Miller: I think, Orley, if I have a central focus, it is that I would like to try to show how Jesus Christ is a reasonable proposition for everybody in the world who can touch and whom He might touch. I think even a book like The Singer, which has enjoyed some secular success as well, still has for an underlying purpose the ideal of saying to our world, "Jesus is a reasonable proposition for your lives." Most everything I have written is to confirm the idea that Christ ought to have a place in people's lives and schedules.

Herron: What haven't you written? What are the things that you would have written if you would have had time?

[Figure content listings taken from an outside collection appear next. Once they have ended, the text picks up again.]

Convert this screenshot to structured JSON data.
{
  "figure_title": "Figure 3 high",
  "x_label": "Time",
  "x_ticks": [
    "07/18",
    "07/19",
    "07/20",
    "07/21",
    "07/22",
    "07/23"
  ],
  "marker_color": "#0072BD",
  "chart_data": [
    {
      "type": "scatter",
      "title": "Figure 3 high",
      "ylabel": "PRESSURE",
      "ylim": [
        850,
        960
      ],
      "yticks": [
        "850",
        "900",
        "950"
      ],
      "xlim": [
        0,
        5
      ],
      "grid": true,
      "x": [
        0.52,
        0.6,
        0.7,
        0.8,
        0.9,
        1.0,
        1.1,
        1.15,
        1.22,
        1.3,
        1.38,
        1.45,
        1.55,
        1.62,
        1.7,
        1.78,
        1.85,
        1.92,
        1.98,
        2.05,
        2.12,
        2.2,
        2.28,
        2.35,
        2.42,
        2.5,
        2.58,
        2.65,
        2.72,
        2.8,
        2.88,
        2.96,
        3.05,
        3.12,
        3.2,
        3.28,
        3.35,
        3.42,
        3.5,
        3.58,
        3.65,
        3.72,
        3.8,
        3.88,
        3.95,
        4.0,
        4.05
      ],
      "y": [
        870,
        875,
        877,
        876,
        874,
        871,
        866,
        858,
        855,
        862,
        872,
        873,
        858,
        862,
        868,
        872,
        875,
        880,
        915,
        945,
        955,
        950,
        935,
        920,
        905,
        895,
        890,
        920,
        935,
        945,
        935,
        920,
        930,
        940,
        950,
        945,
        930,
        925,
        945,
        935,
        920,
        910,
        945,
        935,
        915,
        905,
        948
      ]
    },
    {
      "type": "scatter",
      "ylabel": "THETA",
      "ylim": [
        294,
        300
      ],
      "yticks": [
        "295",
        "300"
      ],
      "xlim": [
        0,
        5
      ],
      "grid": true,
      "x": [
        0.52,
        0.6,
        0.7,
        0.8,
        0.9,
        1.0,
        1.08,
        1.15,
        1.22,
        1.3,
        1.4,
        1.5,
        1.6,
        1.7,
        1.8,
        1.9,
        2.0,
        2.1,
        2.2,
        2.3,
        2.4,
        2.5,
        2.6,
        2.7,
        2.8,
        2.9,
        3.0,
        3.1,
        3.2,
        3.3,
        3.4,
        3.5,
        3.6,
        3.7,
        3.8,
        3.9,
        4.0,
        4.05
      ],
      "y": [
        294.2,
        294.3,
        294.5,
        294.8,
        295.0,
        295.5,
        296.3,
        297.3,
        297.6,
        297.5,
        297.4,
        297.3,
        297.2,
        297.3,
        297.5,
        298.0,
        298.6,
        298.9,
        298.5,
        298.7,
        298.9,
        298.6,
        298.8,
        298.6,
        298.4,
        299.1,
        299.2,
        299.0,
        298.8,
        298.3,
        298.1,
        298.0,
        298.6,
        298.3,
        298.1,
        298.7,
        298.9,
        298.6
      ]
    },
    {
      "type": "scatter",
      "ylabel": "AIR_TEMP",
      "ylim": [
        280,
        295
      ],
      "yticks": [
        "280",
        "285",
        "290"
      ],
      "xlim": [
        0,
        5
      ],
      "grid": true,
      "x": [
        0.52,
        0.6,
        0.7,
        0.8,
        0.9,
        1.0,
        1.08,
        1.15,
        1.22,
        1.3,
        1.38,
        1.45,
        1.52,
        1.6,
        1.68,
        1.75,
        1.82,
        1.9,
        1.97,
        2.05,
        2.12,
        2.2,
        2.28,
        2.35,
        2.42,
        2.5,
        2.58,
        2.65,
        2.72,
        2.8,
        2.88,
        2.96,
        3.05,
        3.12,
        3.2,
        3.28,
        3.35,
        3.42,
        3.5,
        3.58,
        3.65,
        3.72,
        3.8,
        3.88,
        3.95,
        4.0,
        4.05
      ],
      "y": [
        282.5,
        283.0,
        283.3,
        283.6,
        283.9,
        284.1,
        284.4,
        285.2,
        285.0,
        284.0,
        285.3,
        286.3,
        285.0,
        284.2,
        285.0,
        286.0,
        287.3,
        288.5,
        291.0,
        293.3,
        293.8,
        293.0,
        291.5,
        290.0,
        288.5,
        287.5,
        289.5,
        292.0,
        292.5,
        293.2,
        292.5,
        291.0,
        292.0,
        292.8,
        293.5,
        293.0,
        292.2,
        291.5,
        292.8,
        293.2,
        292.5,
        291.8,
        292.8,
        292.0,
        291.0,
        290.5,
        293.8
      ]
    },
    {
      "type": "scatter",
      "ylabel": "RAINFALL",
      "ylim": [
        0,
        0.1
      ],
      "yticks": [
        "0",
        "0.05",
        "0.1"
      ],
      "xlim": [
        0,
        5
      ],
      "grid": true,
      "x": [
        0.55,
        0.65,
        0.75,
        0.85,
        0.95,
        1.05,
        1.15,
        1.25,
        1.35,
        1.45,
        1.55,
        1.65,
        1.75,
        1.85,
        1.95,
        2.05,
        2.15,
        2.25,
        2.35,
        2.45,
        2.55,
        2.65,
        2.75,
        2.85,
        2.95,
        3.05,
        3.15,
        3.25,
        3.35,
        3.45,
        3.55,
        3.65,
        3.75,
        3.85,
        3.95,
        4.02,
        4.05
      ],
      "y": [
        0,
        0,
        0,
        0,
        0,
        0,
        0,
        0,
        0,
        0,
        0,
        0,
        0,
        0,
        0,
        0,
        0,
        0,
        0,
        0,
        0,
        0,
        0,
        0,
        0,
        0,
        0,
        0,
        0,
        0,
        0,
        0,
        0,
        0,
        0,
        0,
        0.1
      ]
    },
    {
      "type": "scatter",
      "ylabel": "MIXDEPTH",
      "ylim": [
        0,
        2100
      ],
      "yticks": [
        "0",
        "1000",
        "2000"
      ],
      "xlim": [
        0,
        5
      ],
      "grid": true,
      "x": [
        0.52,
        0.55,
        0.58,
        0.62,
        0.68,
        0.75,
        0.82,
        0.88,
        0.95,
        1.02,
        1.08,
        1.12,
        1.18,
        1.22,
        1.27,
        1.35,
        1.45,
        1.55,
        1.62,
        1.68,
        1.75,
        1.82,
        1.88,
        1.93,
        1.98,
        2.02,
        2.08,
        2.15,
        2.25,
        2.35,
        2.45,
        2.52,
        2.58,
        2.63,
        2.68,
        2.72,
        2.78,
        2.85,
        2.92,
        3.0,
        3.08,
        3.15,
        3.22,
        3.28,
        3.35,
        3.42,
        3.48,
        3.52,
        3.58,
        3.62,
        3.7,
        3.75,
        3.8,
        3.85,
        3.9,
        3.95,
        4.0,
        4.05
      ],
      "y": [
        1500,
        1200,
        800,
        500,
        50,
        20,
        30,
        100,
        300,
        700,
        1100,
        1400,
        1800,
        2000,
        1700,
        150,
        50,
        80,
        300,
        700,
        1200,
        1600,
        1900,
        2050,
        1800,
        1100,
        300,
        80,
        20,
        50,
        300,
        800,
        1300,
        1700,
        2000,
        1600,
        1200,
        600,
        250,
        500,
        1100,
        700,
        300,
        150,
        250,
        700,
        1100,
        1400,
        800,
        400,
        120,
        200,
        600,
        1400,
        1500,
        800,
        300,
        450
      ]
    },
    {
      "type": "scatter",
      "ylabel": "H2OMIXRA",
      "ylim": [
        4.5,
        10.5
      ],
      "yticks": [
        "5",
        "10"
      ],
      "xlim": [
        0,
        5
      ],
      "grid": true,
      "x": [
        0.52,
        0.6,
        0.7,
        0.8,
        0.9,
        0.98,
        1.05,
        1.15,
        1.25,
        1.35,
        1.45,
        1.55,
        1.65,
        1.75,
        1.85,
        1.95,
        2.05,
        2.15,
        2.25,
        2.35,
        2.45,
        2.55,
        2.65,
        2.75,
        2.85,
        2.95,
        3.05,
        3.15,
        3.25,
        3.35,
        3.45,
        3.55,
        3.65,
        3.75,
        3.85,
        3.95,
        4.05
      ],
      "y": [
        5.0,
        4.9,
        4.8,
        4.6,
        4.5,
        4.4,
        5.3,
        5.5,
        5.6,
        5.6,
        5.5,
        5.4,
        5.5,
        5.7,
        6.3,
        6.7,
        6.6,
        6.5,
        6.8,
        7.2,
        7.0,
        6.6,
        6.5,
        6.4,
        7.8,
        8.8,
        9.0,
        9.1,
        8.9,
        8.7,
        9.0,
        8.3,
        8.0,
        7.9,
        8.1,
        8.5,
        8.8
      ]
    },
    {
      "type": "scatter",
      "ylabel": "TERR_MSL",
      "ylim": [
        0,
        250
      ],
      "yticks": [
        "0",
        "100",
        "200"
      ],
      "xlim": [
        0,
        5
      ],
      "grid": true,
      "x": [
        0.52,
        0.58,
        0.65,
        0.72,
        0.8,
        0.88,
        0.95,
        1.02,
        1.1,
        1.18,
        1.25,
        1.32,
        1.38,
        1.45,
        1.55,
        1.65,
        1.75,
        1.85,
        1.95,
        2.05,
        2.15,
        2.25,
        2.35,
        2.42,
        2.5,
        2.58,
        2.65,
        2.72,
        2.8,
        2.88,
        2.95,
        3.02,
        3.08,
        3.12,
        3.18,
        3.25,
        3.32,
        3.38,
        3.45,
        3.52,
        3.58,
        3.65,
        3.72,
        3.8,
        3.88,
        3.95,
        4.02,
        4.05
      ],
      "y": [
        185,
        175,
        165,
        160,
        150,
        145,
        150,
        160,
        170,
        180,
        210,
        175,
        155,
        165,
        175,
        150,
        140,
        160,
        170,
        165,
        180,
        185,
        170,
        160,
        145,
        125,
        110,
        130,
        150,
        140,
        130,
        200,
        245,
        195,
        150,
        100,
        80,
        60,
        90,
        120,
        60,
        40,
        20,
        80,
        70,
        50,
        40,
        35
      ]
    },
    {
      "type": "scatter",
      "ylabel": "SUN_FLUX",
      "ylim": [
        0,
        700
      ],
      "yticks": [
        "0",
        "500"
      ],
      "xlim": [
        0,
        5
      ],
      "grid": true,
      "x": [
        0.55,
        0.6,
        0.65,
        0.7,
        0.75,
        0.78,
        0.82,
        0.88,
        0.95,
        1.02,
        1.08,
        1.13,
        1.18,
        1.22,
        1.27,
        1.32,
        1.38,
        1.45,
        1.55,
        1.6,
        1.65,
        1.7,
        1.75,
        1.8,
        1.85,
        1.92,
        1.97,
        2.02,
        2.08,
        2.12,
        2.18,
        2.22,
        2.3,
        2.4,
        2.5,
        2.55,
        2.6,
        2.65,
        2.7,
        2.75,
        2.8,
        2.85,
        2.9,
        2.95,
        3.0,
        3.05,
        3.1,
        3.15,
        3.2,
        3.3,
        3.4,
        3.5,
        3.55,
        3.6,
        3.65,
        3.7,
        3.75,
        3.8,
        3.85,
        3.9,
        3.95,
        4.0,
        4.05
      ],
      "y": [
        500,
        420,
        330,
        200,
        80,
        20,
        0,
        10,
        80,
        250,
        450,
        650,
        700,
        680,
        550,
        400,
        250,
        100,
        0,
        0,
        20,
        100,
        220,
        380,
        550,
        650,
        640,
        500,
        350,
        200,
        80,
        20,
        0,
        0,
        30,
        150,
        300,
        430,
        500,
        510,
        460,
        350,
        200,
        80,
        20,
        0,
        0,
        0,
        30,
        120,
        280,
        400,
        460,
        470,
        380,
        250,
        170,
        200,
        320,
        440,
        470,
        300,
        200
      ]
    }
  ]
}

Miller: I think I am about to sign a new contract with MacMillan on a book that would deal with a look at the pastoral ministry over several decades -- more of an autobiographical thing. We're looking at the writings of James Herriott, the Yorkshire veterinarian, as a model of catching Americana over several decades while the gospel is preached to a particular local congregation.

Herron: Calvin, a couple weeks ago I attended my high school reunion. I won't tell you how many years it was. We had a motto that said, "Three things come not back -- time past, the spoken word, the neglected opportunity."

You have as a primary rule for life the phrase, "Time is a gift." Just four words. Why is that your motto?

Miller: I don't know. I really feel that we are on a linear time thing. Time is going by. We don't get a second shot at it. There is a verse in Psalm 90:12 that says, "Lord teach us to number our days, when we apply our hearts to wisdom."

I love the scene in "Dead Poet's Society" where the wonderful school teacher uses the phrase "Carpi diem" -- in Latin "Seize the day." I think the idea is always the same, Orley, that since you don't get a second chance to repeat a single minute of it, then you ought to live the first minute of it as well and as content-filled as may be done.

Herron: How does it feel to be out of the pastorate? Now you are a professor at a university.

Miller: It certainly feels different, but I like it. After pastoring for thirty-five years, I found our church got bigger and bigger. Finally, attendance was up sometimes near two thousand on Sunday. The demands of that job often obliterated some other things that I always enjoy like writing and reading. Frankly, I am looking forward to a chance to minister to students, to communicate a new vision of Jesus Christ in the classroom and at the same time, to continue writing which I hope will be blessed.

Herron: We're looking forward to hearing from you again. Thank you, Calvin.